The Security Council on the other hand extended for six months, at the urging of the United States, the mandate of the UN peacekeeping mission in the Sahara “MINURSO”, while calling the parties to the conflict (Morocco , Algeria, Mauritania and Polisario) to show “realism and a spirit of compromise” to reach a political settlement of this issue.
In its resolution 2440, the UN body also welcomes the “serious and credible efforts” made by Morocco to move forward the process seeking to reach a political and consensual settlement of the Sahara conflict, indirectly referring to the Autonomy Plan for the Sahara that Morocco had submitted to the UN on 11 April 2007.

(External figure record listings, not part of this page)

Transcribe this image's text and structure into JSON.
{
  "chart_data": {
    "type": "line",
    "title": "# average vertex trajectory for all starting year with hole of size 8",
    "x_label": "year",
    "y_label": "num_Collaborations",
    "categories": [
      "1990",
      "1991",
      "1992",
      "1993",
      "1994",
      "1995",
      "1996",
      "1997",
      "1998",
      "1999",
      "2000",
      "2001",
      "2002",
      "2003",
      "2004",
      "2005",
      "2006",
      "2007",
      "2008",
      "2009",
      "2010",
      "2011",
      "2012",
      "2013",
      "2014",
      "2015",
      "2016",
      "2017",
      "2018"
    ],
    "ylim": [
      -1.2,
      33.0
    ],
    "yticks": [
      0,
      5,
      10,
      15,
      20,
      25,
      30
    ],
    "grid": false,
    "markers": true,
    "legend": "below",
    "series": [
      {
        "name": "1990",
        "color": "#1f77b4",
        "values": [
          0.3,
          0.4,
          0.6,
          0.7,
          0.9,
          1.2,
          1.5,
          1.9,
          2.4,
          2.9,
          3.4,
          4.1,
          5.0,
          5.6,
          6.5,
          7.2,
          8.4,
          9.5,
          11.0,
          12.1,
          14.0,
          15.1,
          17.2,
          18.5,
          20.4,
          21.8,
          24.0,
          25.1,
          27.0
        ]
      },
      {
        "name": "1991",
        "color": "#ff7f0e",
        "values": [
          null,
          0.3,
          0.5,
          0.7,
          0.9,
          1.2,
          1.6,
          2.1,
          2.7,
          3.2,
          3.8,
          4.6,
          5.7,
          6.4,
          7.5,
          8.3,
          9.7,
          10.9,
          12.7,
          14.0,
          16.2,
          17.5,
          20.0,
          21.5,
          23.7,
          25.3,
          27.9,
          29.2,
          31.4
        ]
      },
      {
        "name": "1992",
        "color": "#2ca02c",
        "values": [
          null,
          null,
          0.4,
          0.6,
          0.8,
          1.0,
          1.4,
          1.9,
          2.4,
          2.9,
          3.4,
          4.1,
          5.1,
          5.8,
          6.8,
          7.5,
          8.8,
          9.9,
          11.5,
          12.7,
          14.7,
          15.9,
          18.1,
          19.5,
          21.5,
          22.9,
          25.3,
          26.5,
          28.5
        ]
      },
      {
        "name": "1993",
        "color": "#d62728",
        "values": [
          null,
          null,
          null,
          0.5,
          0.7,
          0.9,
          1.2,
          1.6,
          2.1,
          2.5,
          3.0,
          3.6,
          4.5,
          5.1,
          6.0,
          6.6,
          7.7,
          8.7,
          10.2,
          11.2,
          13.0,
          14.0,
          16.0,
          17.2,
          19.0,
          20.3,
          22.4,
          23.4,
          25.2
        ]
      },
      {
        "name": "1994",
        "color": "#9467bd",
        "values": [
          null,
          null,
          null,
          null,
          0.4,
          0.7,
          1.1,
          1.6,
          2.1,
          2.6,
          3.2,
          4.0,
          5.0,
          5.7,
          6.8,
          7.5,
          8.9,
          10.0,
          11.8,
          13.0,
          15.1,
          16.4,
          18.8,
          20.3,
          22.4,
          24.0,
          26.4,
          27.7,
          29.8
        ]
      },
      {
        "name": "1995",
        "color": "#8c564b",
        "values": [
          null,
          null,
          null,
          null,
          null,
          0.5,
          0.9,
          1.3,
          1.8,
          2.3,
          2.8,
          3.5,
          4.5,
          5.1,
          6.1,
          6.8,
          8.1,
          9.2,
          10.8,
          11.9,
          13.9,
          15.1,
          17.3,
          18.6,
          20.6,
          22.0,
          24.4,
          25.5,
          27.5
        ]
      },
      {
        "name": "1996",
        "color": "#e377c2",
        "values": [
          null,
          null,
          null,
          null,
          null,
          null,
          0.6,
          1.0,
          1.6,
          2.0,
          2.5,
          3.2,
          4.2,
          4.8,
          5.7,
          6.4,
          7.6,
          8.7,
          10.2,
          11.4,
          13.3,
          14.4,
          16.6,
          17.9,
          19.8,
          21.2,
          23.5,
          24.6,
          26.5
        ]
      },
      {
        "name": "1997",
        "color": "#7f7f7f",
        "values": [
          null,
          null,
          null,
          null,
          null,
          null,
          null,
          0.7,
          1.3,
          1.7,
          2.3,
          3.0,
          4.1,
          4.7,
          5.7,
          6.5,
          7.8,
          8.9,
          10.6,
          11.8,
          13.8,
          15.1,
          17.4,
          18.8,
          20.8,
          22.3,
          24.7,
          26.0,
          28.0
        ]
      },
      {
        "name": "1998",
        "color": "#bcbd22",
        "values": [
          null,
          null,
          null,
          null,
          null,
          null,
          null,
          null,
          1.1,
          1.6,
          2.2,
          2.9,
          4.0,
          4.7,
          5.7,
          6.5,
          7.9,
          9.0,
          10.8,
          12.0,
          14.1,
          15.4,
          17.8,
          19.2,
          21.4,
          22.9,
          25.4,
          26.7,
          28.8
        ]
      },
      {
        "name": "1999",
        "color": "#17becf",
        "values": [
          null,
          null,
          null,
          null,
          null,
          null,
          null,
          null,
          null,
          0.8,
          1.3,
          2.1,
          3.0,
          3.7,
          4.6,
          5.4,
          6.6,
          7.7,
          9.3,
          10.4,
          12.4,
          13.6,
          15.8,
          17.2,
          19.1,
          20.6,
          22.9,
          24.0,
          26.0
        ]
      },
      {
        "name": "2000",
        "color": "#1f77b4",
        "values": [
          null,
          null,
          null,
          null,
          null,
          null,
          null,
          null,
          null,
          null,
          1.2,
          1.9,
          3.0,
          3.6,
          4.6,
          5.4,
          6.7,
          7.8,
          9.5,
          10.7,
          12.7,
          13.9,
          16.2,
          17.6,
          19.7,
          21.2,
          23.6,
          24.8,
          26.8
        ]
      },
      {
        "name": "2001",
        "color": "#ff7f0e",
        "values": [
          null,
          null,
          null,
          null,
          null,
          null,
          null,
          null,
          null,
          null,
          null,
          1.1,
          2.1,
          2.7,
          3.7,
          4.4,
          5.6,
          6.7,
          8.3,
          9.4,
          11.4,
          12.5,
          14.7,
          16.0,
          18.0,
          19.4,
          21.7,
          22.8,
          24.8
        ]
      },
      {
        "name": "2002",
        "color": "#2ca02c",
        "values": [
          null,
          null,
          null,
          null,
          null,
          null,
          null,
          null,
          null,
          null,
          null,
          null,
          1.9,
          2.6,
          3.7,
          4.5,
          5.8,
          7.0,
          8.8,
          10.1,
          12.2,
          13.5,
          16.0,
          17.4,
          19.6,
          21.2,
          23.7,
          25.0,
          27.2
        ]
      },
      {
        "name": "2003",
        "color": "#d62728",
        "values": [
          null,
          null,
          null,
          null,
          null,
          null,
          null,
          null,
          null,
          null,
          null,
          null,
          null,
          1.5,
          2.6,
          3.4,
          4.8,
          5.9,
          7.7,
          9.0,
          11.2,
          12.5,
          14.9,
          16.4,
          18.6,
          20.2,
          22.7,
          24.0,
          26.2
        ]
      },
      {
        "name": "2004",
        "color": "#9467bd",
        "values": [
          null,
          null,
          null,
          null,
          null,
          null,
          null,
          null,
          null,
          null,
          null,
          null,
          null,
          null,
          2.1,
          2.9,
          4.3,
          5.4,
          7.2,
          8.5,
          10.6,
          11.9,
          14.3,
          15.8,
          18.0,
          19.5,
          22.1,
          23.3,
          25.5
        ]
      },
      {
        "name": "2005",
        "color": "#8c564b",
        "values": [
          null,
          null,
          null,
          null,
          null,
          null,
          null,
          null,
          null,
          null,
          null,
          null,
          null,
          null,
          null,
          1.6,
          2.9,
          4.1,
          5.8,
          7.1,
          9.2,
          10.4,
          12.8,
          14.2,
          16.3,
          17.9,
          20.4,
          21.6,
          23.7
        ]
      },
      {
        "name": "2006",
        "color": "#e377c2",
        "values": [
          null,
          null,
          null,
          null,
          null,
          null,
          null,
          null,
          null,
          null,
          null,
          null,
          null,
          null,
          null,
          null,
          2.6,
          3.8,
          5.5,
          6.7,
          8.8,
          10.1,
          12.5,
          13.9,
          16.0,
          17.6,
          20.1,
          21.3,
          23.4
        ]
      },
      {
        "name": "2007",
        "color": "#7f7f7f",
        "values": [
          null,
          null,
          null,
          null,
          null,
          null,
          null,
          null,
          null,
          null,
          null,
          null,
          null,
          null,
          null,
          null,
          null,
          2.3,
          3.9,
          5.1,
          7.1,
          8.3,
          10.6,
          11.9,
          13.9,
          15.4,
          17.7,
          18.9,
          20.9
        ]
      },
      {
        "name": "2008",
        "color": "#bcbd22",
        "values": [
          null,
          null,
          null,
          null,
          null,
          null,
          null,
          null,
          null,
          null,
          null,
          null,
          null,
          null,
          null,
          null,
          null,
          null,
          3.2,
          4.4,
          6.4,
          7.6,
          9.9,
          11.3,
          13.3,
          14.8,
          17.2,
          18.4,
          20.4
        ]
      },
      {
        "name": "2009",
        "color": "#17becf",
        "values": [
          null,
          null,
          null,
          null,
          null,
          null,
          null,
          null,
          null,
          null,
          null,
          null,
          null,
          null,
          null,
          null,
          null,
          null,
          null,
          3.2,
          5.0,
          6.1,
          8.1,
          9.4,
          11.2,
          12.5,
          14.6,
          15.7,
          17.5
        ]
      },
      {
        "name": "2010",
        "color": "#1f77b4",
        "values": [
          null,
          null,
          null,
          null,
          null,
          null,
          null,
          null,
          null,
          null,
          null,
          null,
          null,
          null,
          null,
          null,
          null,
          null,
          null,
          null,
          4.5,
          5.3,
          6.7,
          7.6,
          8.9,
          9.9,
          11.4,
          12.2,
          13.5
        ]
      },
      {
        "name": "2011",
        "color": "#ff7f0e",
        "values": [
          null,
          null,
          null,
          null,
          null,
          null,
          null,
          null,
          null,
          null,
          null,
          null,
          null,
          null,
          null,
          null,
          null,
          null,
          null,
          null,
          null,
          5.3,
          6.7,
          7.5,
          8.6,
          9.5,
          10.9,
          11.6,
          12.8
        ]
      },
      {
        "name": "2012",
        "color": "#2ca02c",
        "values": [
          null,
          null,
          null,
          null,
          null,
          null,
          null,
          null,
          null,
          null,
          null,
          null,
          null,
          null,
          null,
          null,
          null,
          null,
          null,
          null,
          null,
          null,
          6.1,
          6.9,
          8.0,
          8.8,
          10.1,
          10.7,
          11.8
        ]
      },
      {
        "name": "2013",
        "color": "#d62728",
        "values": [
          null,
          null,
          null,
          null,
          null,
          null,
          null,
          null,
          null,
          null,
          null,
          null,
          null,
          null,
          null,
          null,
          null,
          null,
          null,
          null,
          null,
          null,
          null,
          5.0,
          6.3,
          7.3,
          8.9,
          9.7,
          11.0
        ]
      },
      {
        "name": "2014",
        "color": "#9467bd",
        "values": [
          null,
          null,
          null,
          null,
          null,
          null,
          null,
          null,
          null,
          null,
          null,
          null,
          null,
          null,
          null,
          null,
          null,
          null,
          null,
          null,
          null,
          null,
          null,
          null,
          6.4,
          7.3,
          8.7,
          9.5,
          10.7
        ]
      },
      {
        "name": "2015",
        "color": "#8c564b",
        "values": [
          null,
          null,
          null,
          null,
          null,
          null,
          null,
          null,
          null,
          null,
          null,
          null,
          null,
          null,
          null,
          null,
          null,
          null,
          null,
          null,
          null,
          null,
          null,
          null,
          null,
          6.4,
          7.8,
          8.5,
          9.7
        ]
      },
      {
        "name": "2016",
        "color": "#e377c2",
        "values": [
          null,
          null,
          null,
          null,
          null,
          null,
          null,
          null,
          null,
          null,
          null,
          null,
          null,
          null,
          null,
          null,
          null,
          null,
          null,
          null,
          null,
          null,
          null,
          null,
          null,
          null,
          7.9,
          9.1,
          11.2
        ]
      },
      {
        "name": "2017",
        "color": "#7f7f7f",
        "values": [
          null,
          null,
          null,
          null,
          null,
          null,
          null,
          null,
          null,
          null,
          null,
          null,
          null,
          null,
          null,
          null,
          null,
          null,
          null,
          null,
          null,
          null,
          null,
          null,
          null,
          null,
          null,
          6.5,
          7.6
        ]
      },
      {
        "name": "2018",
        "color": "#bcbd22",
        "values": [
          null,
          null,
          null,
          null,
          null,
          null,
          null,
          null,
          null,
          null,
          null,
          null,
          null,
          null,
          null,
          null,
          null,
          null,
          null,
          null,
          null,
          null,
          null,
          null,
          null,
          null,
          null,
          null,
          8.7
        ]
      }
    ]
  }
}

Moreover, the Security Council, which did not mention the option of the self-determination referendum, a favorite topic for the Algerian regime, summoned the Polisario Front to engage in no activity whatsoever “in Bir Lahlou, Tifariti and in the buffer zone at Guergarat,” sweeping away the Polisario’s allegations as to the existence of so-called” liberated territories”.
For the UN executive body, “the materialization of a political solution to this long-standing dispute and the strengthening of cooperation among the Arab Maghreb Union member states would contribute to stability and security, which, in turn, would leads to the creation of jobs, growth and opportunities for all the peoples of the Sahel region”.
And it is in this perspective that American diplomacy has pleaded for renewing the MINURSO mandate for six months only to put more pressure on the parties to the conflict to participate fully in the UN-sponsored process of settling the Sahara issue.